The partners aim to develop AI and deep learning best practices, tools and infrastructure to accelerate AI applications using genomic and digital health sensor data.
Written by Stephanie Condon, Senior Writer

Nvidia and the Scripps Research Translational Institute announced Tuesday that they're partnering to advance the use of artificial intelligence for early disease prediction and prevention. More specifically, they'll establish a center of excellence to accelerate the creation of AI applications that use genomic and digital health sensor data.

So far, AI applications in medicine have largely focused on medical imaging, Kimberly Powell, vice president of healthcare at Nvidia, told reporters last week. While medical imaging is a powerful diagnostic tool, she said that AI needs to be applied to the medical data being collected from a growing number of sources. Data from DNA profiles or wearable technology, for instance, can go beyond diagnostics to help medical practitioners and researchers "think about the prevention of disease or the prediction of risk of disease in the first place."

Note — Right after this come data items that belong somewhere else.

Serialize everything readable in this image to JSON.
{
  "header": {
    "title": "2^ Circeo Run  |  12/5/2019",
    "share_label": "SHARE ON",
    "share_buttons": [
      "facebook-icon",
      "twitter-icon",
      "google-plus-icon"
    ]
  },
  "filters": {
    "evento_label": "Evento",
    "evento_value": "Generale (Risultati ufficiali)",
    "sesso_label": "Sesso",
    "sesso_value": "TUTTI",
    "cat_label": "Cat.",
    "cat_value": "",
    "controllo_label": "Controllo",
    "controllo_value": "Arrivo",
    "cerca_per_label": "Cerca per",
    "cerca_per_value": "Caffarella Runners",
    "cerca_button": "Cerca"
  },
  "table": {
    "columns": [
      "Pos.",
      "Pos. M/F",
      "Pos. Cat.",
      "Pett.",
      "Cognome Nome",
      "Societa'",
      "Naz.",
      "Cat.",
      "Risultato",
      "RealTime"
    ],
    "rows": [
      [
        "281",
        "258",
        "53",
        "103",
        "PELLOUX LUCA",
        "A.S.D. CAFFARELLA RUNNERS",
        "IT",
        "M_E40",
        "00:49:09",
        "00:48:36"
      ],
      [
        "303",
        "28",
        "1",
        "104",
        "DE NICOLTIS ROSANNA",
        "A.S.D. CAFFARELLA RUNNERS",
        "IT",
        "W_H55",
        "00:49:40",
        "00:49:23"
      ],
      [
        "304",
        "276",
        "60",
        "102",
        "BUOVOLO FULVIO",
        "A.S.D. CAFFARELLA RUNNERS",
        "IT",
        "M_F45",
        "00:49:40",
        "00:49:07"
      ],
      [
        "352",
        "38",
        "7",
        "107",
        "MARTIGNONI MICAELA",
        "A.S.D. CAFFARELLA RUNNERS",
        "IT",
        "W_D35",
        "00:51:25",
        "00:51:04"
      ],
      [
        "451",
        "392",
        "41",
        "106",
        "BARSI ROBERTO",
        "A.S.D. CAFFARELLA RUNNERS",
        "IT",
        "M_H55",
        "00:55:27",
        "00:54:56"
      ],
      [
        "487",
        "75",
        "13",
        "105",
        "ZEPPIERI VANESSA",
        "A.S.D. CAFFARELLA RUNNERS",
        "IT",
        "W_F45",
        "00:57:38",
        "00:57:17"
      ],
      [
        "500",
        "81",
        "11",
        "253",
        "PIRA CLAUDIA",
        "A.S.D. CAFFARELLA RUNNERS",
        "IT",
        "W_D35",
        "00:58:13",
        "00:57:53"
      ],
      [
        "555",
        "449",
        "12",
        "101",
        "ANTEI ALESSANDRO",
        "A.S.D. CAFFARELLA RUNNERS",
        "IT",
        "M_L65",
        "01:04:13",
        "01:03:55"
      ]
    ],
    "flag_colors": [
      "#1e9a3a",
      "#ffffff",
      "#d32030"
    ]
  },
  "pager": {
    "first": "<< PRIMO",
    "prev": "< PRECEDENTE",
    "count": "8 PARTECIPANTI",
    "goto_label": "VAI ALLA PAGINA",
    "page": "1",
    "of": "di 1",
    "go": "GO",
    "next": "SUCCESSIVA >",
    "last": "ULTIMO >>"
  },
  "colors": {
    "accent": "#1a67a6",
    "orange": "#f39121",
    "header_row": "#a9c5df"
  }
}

Researchers from Nvidia and Scripps will work together to develop deep learning approaches to help improve mutation detection using genomics data. From mutation detections, deep learning can predict phenotypic information, which can be paired with digital sensor data to create new opportunities for disease prevention and intervention. Patients and clinicians are collecting more and more sensor data from devices like smartwatches, blood pressure cuffs and glucose monitors.

In addition to building datasets, the researchers will need to develop tools such as AI training frameworks that are friendly to genomics and sensor data, Powell said. Existing frameworks were built for text, speech or images, she explained, while "genomics and sensor data is going to look wildly different."

To prepare genomics data for a typical framework, it can be transformed into an image, Powell said. "That translation of sensor data into an image that a deep learning framewok can accept... that's something we can provide in a software tool," she said.

As researchers from Nvidia and Scripps build these sorts of tools, they'll make them publicly available for the research community at large.